A sterling silver Charles II tankard, circa 1677, 7.6 inches high, went out at $15,500; Mexican silver was a sought-after rdf_Description, with a 970 grade fringe necklace set with oval amethyst cabochons, made by Antonio Pineda, estimated at $300/500, realized $1,955 and by the same maker, a 970 grade silver bracelet with amethyst stone, estimated at $250/400, achieved $2,070.
“Tete de Moine Effet de Soleil,” a pastel by Marc-Aurele DeFoy Suzor-Cote (1868-1937), a portrait of a monk, 16 by 12.5 inches, reached $25,000; a miniature oval portrait of Daniel Leonard (1740-1829), 1.7 inches in height, estimated at $500/1,000, fetched $1,400; a boulle “Kple Kple” junior male mask, 41.5 cm high, and a signed and numbered color lithograph by Marc Chagall (French-Russian, 1887-1985), “La Verger de Philetas” from Daphnis and Chloe, 16.5 by 25.3 inches, was purchased at $15,500.
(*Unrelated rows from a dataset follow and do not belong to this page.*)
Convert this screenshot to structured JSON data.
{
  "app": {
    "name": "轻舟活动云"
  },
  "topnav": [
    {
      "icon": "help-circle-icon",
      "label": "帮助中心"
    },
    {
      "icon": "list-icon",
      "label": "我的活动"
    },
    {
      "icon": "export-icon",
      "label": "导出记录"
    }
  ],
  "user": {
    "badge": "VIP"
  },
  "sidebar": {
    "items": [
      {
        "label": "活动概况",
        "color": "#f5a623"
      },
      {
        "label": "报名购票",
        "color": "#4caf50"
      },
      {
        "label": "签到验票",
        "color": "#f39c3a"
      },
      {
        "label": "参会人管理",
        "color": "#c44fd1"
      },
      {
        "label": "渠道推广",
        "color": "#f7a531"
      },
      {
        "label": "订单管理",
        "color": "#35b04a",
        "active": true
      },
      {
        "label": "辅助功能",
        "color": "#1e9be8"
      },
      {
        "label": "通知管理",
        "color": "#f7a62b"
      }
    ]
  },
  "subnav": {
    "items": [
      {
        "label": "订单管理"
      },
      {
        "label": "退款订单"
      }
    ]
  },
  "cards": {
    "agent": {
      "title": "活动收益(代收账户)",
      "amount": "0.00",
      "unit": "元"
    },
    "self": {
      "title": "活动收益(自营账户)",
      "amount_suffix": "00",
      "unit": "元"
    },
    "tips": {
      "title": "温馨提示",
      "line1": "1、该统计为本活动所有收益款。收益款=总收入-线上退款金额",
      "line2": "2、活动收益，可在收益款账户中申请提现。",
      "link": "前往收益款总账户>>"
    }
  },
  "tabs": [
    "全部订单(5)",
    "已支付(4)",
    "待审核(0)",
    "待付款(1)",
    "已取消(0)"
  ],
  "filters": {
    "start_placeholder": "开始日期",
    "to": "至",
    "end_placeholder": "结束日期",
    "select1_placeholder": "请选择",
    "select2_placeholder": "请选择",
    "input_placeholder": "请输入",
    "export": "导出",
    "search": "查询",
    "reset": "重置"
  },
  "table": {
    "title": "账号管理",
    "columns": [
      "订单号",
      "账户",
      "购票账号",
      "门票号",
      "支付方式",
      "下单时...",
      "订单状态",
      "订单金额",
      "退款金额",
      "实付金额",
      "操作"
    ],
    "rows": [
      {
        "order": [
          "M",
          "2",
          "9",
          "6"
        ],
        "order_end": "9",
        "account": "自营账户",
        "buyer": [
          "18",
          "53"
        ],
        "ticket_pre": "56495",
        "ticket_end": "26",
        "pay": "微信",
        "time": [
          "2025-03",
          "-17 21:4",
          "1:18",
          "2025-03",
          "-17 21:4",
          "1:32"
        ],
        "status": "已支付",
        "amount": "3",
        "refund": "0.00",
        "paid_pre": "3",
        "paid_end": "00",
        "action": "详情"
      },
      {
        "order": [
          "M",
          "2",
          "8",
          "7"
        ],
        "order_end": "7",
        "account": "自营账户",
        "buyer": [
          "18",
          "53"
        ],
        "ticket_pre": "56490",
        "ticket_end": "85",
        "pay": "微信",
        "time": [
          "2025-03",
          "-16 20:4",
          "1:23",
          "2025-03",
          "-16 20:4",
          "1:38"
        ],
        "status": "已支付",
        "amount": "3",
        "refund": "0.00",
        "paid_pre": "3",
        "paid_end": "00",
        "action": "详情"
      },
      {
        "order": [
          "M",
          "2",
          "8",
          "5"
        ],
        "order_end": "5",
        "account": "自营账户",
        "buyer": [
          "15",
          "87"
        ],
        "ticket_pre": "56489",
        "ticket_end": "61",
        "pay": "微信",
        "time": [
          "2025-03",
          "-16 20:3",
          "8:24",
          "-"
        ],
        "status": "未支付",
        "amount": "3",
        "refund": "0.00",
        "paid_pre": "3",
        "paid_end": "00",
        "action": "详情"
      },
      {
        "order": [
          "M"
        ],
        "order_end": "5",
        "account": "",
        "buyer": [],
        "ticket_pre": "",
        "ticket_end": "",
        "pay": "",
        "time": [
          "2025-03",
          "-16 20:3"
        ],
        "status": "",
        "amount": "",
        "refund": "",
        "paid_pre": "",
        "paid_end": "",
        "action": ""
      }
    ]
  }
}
A Japanese bronze and ivory sculpture of a woman, “San-gen Player,” 13 inches high, did $6,000; a bronze after Bruno Zach, 13 inches high, depicting two polo players, garnered $1,300; a fine Japanese ivory group of a monkey trainer with “Bundo” mark, 9.8 inches long, so at $1,500; a bronze on marble plinth, 30.5 inches long, “Satyr at Rest,” after Ary Jean-Leon Bitler, reached $3,000; and “Cleopatra and Attendant,” a 32.7-inch high bronze by Henri Dumas Etienne, went out at $16,000.
Prices quoted reflect a 15 percent buyer’s premium.